As I read both books, a number of names of journalists started to appear as corpses in The Media’s War Against Israel. Sean Toolan – ABC News; Larry Buchman – ABC News; Bernd Debusmann – Reuters; Edouard Saeb – L’Orion Du Jour; Tony Italo – Italia; Robert Pfeffer – Der Spiegel; Salim Lawzi – Events; and Riad Taha – president of the Lebanese Publishers Association – all murdered by the PLO or its factions in Beirut for not playing by Beirut rules. James Markham of the New York Times described Beirut as the most savage place on earth. (The Media’s War on Israel, p. 171) The Times’ own reporter, John Kifner, knew of and reported on the intimidation of reporters who tried to tell the truth, and Kifner got out of Beirut before his time was over. Tim Llewellyn and Jim Muir of the BBC were forced to leave because of threats to their lives, while Milan Kubic of Newsweek was warned by a friend that if he wanted to live he’d better leave. But Tommy “the Tool” – he played golf, enjoyed dinner parties, scored exclusive interviews, made the New York Times proud, and made a bundle on his book.

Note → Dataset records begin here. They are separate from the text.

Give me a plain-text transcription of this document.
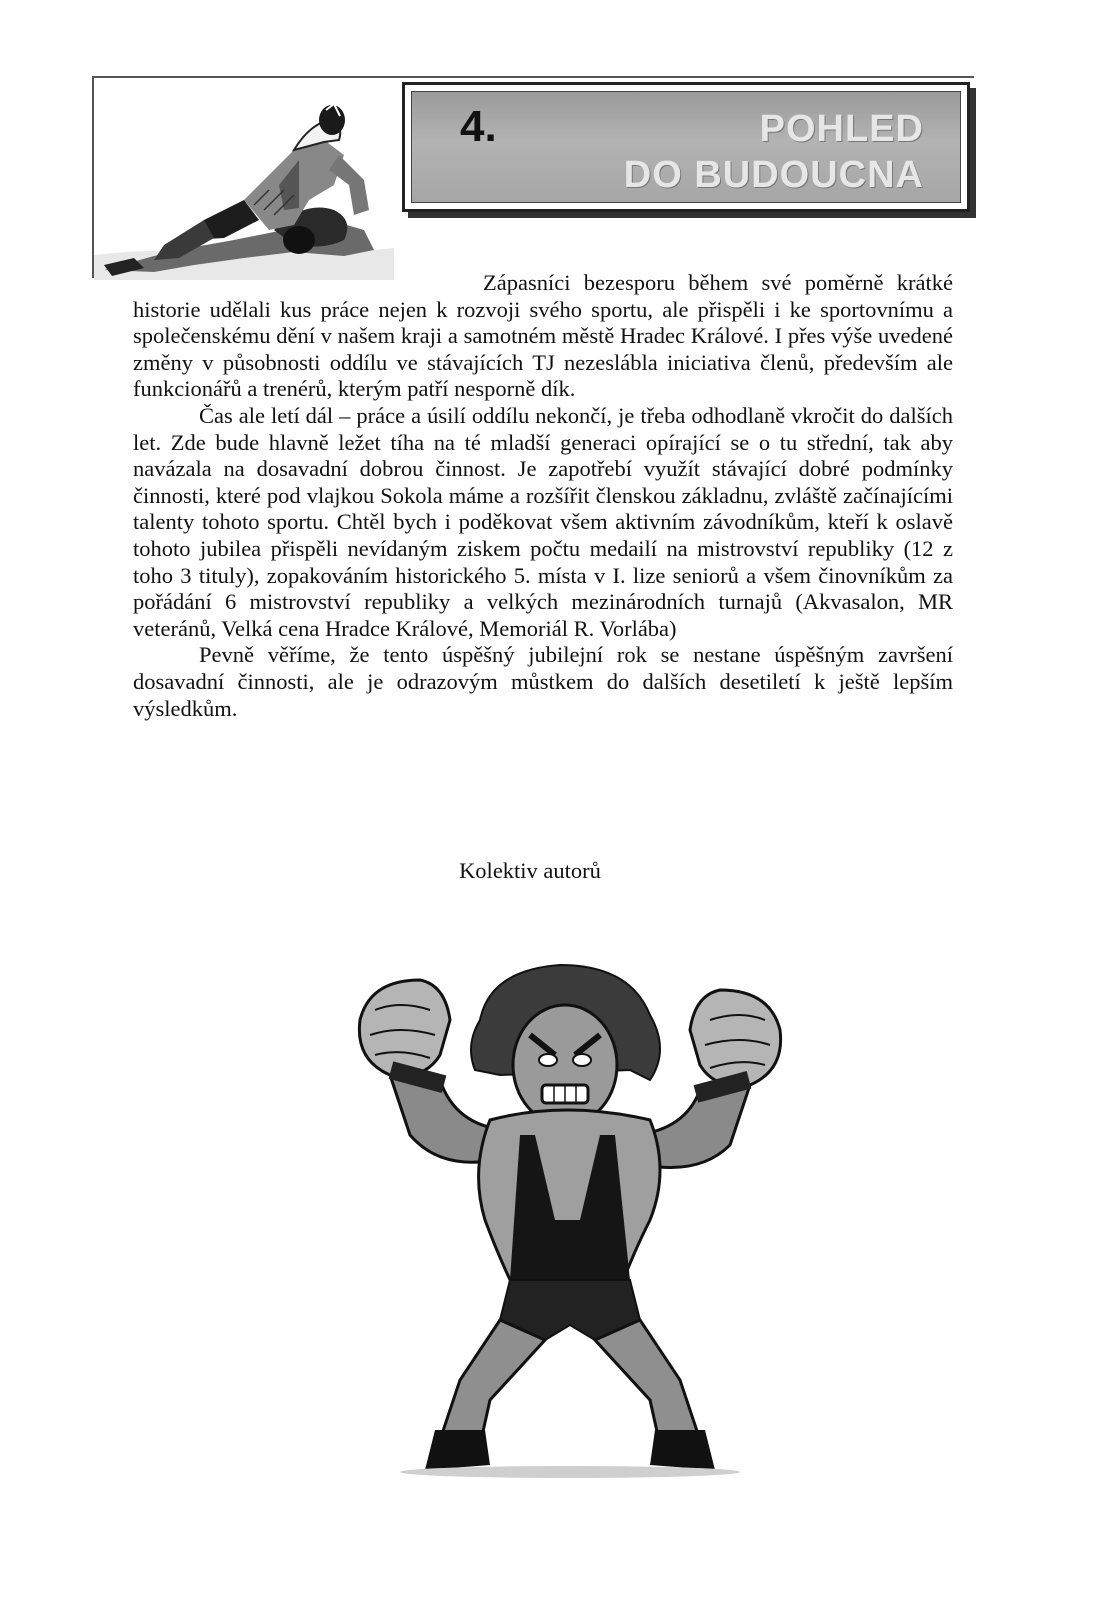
4.	POHLED
DO BUDOUCNA

Zápasníci bezesporu během své poměrně krátké historie udělali kus práce nejen k rozvoji svého sportu, ale přispěli i ke sportovnímu a společenskému dění v našem kraji a samotném městě Hradec Králové. I přes výše uvedené změny v působnosti oddílu ve stávajících TJ nezeslábla iniciativa členů, především ale funkcionářů a trenérů, kterým patří nesporně dík.

Čas ale letí dál – práce a úsilí oddílu nekončí, je třeba odhodlaně vkročit do dalších let. Zde bude hlavně ležet tíha na té mladší generaci opírající se o tu střední, tak aby navázala na dosavadní dobrou činnost. Je zapotřebí využít stávající dobré podmínky činnosti, které pod vlajkou Sokola máme a rozšířit členskou základnu, zvláště začínajícími talenty tohoto sportu. Chtěl bych i poděkovat všem aktivním závodníkům, kteří k oslavě tohoto jubilea přispěli nevídaným ziskem počtu medailí na mistrovství republiky (12 z toho 3 tituly), zopakováním historického 5. místa v I. lize seniorů a všem činovníkům za pořádání 6 mistrovství republiky a velkých mezinárodních turnajů (Akvasalon, MR veteránů, Velká cena Hradce Králové, Memoriál R. Vorlába)

Pevně věříme, že tento úspěšný jubilejní rok se nestane úspěšným završení dosavadní činnosti, ale je odrazovým můstkem do dalších desetiletí k ještě lepším výsledkům.

Kolektiv autorů
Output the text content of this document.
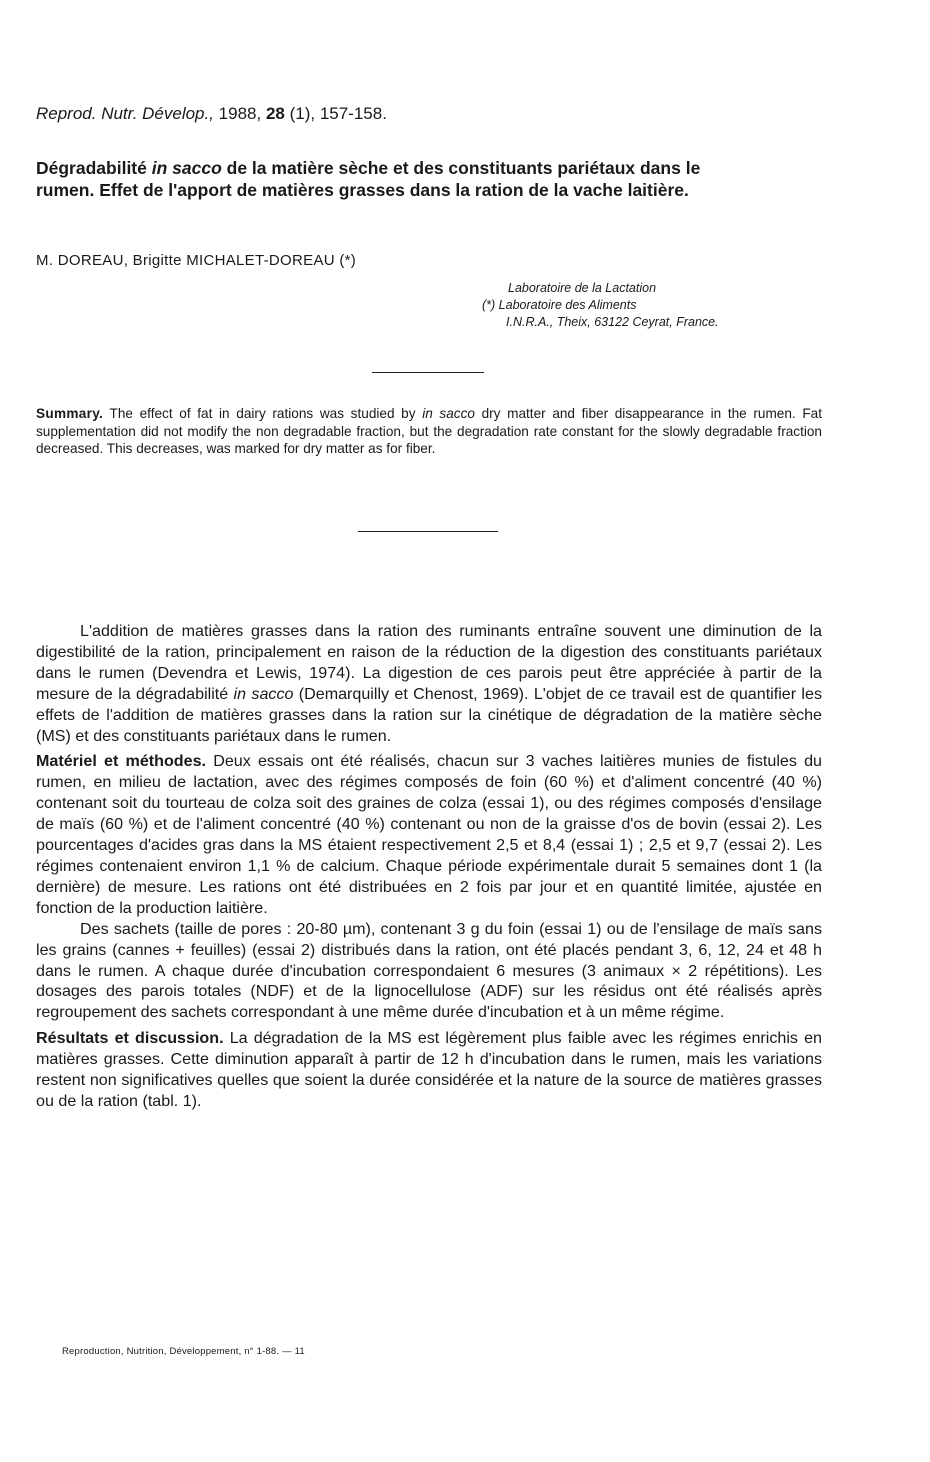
Reprod. Nutr. Dévelop., 1988, 28 (1), 157-158.
Dégradabilité in sacco de la matière sèche et des constituants pariétaux dans le rumen. Effet de l'apport de matières grasses dans la ration de la vache laitière.
M. DOREAU, Brigitte MICHALET-DOREAU (*)
Laboratoire de la Lactation
(*) Laboratoire des Aliments
I.N.R.A., Theix, 63122 Ceyrat, France.

Summary. The effect of fat in dairy rations was studied by in sacco dry matter and fiber disappearance in the rumen. Fat supplementation did not modify the non degradable fraction, but the degradation rate constant for the slowly degradable fraction decreased. This decreases, was marked for dry matter as for fiber.

L'addition de matières grasses dans la ration des ruminants entraîne souvent une diminution de la digestibilité de la ration, principalement en raison de la réduction de la digestion des constituants pariétaux dans le rumen (Devendra et Lewis, 1974). La digestion de ces parois peut être appréciée à partir de la mesure de la dégradabilité in sacco (Demarquilly et Chenost, 1969). L'objet de ce travail est de quantifier les effets de l'addition de matières grasses dans la ration sur la cinétique de dégradation de la matière sèche (MS) et des constituants pariétaux dans le rumen.

Matériel et méthodes. Deux essais ont été réalisés, chacun sur 3 vaches laitières munies de fistules du rumen, en milieu de lactation, avec des régimes composés de foin (60 %) et d'aliment concentré (40 %) contenant soit du tourteau de colza soit des graines de colza (essai 1), ou des régimes composés d'ensilage de maïs (60 %) et de l'aliment concentré (40 %) contenant ou non de la graisse d'os de bovin (essai 2). Les pourcentages d'acides gras dans la MS étaient respectivement 2,5 et 8,4 (essai 1) ; 2,5 et 9,7 (essai 2). Les régimes contenaient environ 1,1 % de calcium. Chaque période expérimentale durait 5 semaines dont 1 (la dernière) de mesure. Les rations ont été distribuées en 2 fois par jour et en quantité limitée, ajustée en fonction de la production laitière.

Des sachets (taille de pores : 20-80 µm), contenant 3 g du foin (essai 1) ou de l'ensilage de maïs sans les grains (cannes + feuilles) (essai 2) distribués dans la ration, ont été placés pendant 3, 6, 12, 24 et 48 h dans le rumen. A chaque durée d'incubation correspondaient 6 mesures (3 animaux × 2 répétitions). Les dosages des parois totales (NDF) et de la lignocellulose (ADF) sur les résidus ont été réalisés après regroupement des sachets correspondant à une même durée d'incubation et à un même régime.

Résultats et discussion. La dégradation de la MS est légèrement plus faible avec les régimes enrichis en matières grasses. Cette diminution apparaît à partir de 12 h d'incubation dans le rumen, mais les variations restent non significatives quelles que soient la durée considérée et la nature de la source de matières grasses ou de la ration (tabl. 1).

Reproduction, Nutrition, Développement, n° 1-88. — 11
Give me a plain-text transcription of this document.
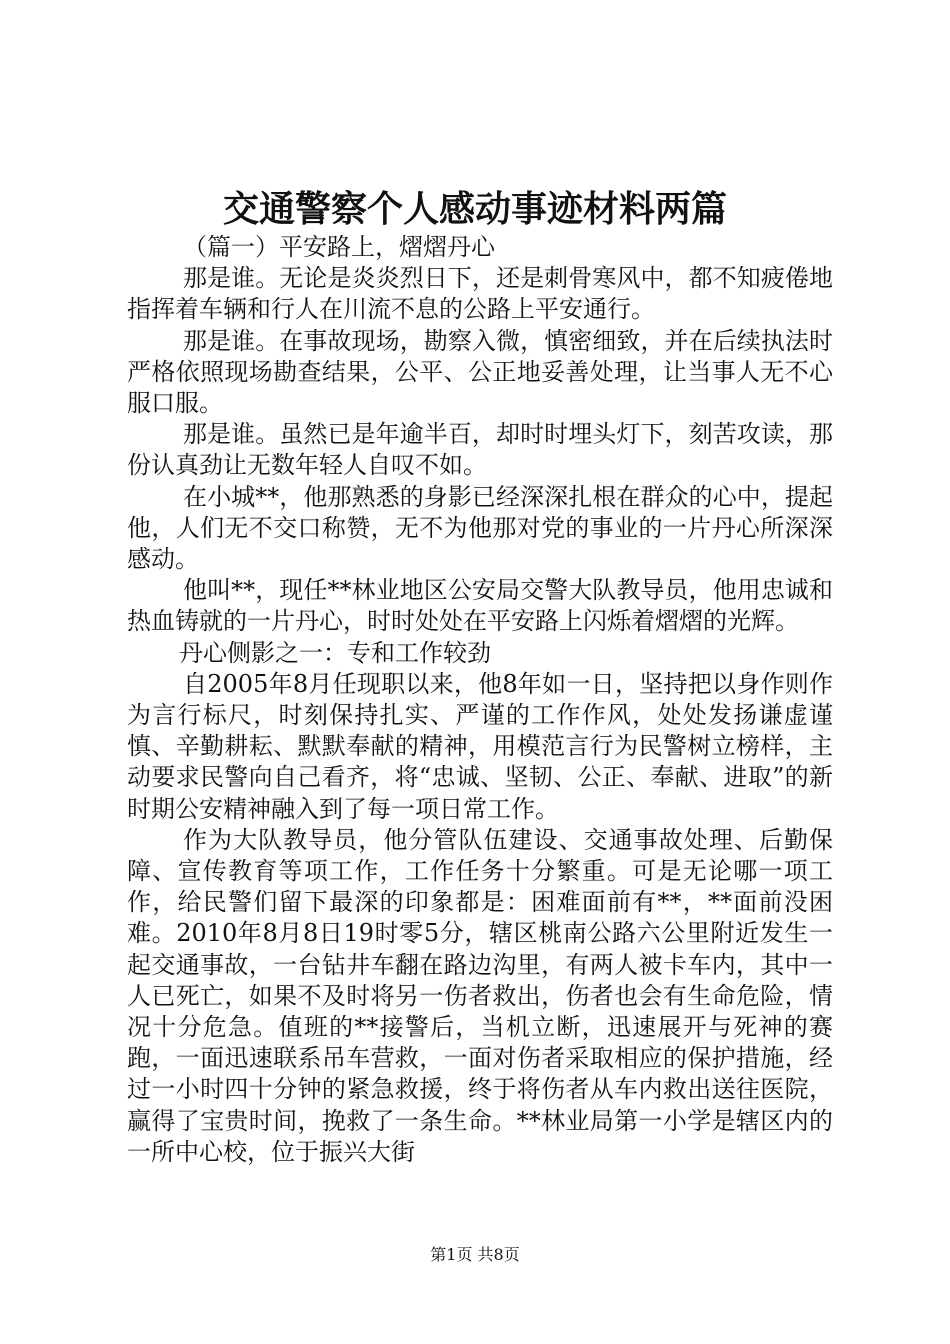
交通警察个人感动事迹材料两篇

（篇一）平安路上，熠熠丹心

那是谁。无论是炎炎烈日下，还是刺骨寒风中，都不知疲倦地指挥着车辆和行人在川流不息的公路上平安通行。

那是谁。在事故现场，勘察入微，慎密细致，并在后续执法时严格依照现场勘查结果，公平、公正地妥善处理，让当事人无不心服口服。

那是谁。虽然已是年逾半百，却时时埋头灯下，刻苦攻读，那份认真劲让无数年轻人自叹不如。

在小城**，他那熟悉的身影已经深深扎根在群众的心中，提起他，人们无不交口称赞，无不为他那对党的事业的一片丹心所深深感动。

他叫**，现任**林业地区公安局交警大队教导员，他用忠诚和热血铸就的一片丹心，时时处处在平安路上闪烁着熠熠的光辉。

丹心侧影之一：专和工作较劲

自2005年8月任现职以来，他8年如一日，坚持把以身作则作为言行标尺，时刻保持扎实、严谨的工作作风，处处发扬谦虚谨慎、辛勤耕耘、默默奉献的精神，用模范言行为民警树立榜样，主动要求民警向自己看齐，将“忠诚、坚韧、公正、奉献、进取”的新时期公安精神融入到了每一项日常工作。

作为大队教导员，他分管队伍建设、交通事故处理、后勤保障、宣传教育等项工作，工作任务十分繁重。可是无论哪一项工作，给民警们留下最深的印象都是：困难面前有**，**面前没困难。2010年8月8日19时零5分，辖区桃南公路六公里附近发生一起交通事故，一台钻井车翻在路边沟里，有两人被卡车内，其中一人已死亡，如果不及时将另一伤者救出，伤者也会有生命危险，情况十分危急。值班的**接警后，当机立断，迅速展开与死神的赛跑，一面迅速联系吊车营救，一面对伤者采取相应的保护措施，经过一小时四十分钟的紧急救援，终于将伤者从车内救出送往医院，赢得了宝贵时间，挽救了一条生命。**林业局第一小学是辖区内的一所中心校，位于振兴大街

第1页 共8页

In Chicago on his book tour, Tommy “the Tool” gave a talk at a synagogue at Water Tower Place. When it came to the Q and A, I began: “I enjoyed your book.” (He smiled.) “You were very fortunate to get to play golf at the Beirut Country Club.” (He smiled again.) “You got some great interviews.” (Another smile.) “How was it that most reporters had to live at the Commodore Hotel and you were privileged to have your own apartment and seemingly could tool around Beirut with impunity?” His demeanor turning more serious, Tommy “the Aristocrat” explained that the New York Times was a very important newspaper. And then I asked him to tell the audience what happened to reporters in Beirut if they didn’t cooperate with the PLO and its surrogates – what happened to Salim Lawzi and Sean Toolan and Larry Buchman … And by the time I got to Riad Taha and Robert Pfeffer, Tommy had gathered his things and disappeared from the stage, not to be further heard from that evening.
Anyone – Jew or non-Jew – who describes Israel as “Yad Vashem with an air force” (p. 281) – who mocks a Holocaust survivor at a wedding because she covered the numbers on her arm with a bandage to avoid reminding guests of her tragic history (p. 276) … Anyone, Jew or non-Jew, who, much to the delight of his smirking glitterati at the Times, would berate a leader of Israel like Menachem Begin whose only “crime” was to protect the lives of Jews, many of whom had believed in the goodness of humanity only to have their trust betrayed in the crematoria, lime pits and gas chambers of a silent, indifferent world … Anyone fitting that description should take a leave of his arrogance and the comforts of his 11,000 square-foot palatial home, having won the marital lottery, and seriously reflect on “those who are with us and those who are not with us.” After the prizes and the accolades, words still matter.